Dermot Deasy

Personal information
- Native name: Diarmaid Mac an Déisigh (Irish)
- Born: Dublin, Ireland
- Height: 6 ft 2 in (188 cm)

Sport
- Sport: Gaelic football
- Position: Full back

Club
- Years: Club / Apps (scores)
- ?-?: Ballymun Kickhams / ?

Club titles
- Dublin titles: 2

Inter-county
- Years: County / Apps (scores)
- Dublin / ?

Inter-county titles
- Leinster titles: 3
- All-Irelands: 1
- NFL: 1
- All Stars: 1

= Dermot Deasy =

Dublin Gaelic footballer

Dermot Deasy is a former Gaelic footballer who played for the Dublin county team. He won an all-star for Dublin in 1993, won the National Football League, won the Leinster Senior Football Championship and lost in the semi to eventual all-Ireland winners Derry. Despite not making an appearance in the 1995 all-Ireland final due to injury, Deasy got an all-Ireland medal as a member of the Dublin panel. Deasy won Dublin Senior Football Championship medals with Ballymun Kickhams in 1982 and 1985.

Deasy was born in August 1960 and first played Gaelic football in Sacred Heart BNS in Ballygall and then in St Kevin's Secondary School.

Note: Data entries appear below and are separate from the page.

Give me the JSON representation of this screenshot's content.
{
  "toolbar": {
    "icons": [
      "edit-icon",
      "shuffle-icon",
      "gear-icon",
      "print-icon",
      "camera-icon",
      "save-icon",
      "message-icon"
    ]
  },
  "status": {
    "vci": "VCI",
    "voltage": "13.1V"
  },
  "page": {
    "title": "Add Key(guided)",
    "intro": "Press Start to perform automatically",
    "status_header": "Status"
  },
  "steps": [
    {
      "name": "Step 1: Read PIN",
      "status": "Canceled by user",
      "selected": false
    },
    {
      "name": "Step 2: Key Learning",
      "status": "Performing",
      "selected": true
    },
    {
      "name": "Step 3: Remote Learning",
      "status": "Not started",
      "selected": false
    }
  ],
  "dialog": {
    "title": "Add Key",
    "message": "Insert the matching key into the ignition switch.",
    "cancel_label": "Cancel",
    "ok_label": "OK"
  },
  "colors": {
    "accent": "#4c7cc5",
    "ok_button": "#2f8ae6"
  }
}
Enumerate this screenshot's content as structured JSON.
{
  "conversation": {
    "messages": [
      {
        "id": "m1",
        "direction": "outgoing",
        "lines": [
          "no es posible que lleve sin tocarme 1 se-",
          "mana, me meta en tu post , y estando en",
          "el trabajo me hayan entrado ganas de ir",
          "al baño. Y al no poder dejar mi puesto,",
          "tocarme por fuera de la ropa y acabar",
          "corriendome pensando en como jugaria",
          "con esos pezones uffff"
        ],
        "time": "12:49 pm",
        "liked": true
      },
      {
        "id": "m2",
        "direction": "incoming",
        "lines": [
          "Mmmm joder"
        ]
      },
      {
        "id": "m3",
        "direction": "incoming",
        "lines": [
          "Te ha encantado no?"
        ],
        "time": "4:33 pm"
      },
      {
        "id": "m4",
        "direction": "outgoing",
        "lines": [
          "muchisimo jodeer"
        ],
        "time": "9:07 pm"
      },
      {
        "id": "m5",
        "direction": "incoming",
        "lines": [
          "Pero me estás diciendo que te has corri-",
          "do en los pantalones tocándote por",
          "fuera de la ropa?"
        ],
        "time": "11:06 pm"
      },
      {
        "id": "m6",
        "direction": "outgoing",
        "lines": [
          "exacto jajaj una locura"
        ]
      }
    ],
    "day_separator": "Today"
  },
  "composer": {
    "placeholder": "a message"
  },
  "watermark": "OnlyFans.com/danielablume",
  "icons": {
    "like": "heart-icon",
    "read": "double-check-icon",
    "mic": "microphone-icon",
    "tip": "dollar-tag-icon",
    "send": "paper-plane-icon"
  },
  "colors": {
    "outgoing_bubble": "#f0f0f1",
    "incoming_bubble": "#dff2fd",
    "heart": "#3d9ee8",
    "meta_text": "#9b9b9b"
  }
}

His class and school team-mates included Dublin stars Barney Rock, Gerry Hargan, John Kearns and Anto McCaul. These players formed the backbone of Ballymun Kickhams SF team who first won the SF championship under Deasy's captaincy in 1982.

Deasy first played for Dublin under Kevin Heffernan in 1982 and played on and off under successive managers up to 1996. Deasy must be unique in that he has played for Dublin in all the centre spots from full-forward, centre-forward, mid-field, centre-half before finding his niche at full back from 1993 to 1996. He gained a regular spot at full-back at almost 33, an age most players retire. Ironically, he replaced the younger Gerry Hargan on Hargan's retirement.

During his three and a bit years at the top of Gaelic football, Deasy won four Leinster medals, one All Ireland Medal, received three All Star nominations, winning one. He also won one National Football League medal, also receiving the Man of the Match Award for keeping Tony Boyle, then Ireland's top forward, scoreless in the final and the replay.

Deasy remains heavily involved in the GAA and now referees at club level.